今回は、"見えない敵"と闘いながら2020年を乗り越えてこられた4社を代表する方々にお集まりいただき、コロナがもたらした影響や自社の強みを活かした取り組み、テレワーク等による働き方改革などについて語っていただきました。アフターコロナを見据えて変革に挑む企業の姿からは、多くのことを学べるのではないでしょうか。
司会 先ずは会社の自己紹介をお願いします。
加藤さん 映像メーカーからお預かりしたDVD等を、データ変換して全国のレンタル店や小売店に納入する「映像事業」、学習塾向けのタブレット生産を海外で行う「教育事業」、新たなお客様のニーズにお応えしていく「開発事業」の3事業を柱に、廃棄された光ディスクなどの再生利用を外部に委託する「リサイクル事業」も展開しています。
青沼さん シート成形や真空形成と言われている樹脂製のトレーの金型を作っています。得意なのは洋菓子メーカー向けのチョコレートやクッキーの詰め合わせ用で、先代が木型職人だったことから、今でも樹脂を掘って金型を製作しているのが弊社の特徴です。
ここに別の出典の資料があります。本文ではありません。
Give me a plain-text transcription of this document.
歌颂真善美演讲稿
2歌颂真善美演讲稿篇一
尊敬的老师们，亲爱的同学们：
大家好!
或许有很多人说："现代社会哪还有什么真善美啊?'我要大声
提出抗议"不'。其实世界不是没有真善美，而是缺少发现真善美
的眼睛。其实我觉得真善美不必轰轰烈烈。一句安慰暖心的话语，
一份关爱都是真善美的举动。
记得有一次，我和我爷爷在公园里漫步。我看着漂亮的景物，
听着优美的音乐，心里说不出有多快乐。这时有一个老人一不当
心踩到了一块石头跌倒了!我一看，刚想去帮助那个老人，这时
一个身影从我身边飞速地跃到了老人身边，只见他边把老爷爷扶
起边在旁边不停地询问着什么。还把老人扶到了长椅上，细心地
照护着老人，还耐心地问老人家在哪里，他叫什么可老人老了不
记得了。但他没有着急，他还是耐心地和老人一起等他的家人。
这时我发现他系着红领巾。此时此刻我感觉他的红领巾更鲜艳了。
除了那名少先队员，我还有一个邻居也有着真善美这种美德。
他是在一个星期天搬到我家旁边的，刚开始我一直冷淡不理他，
石渡さん 1946年から鉄、アルミ、真鍮を中心とした切削加工と電装品のスイッチの設計・製造を行っています。いずれもトラック・バス等の商用車や建設用車両に向けたものですが、7年ほど前から二輪車メーカーにも販路を広げ、現在は音響機器メーカーとのお取引もあります。
朝倉さん 造船所や建築現場で用いる流体ガス用のワンタッチ継手と乾式安全器を作っています。また、シャンプーやリンスの詰め替えパックに直接取り付けて、フックなどにぶら下げたまま中身を最後の一滴まで抽出できる「詰め替えそのまま」の製造も弊社の成長事業です。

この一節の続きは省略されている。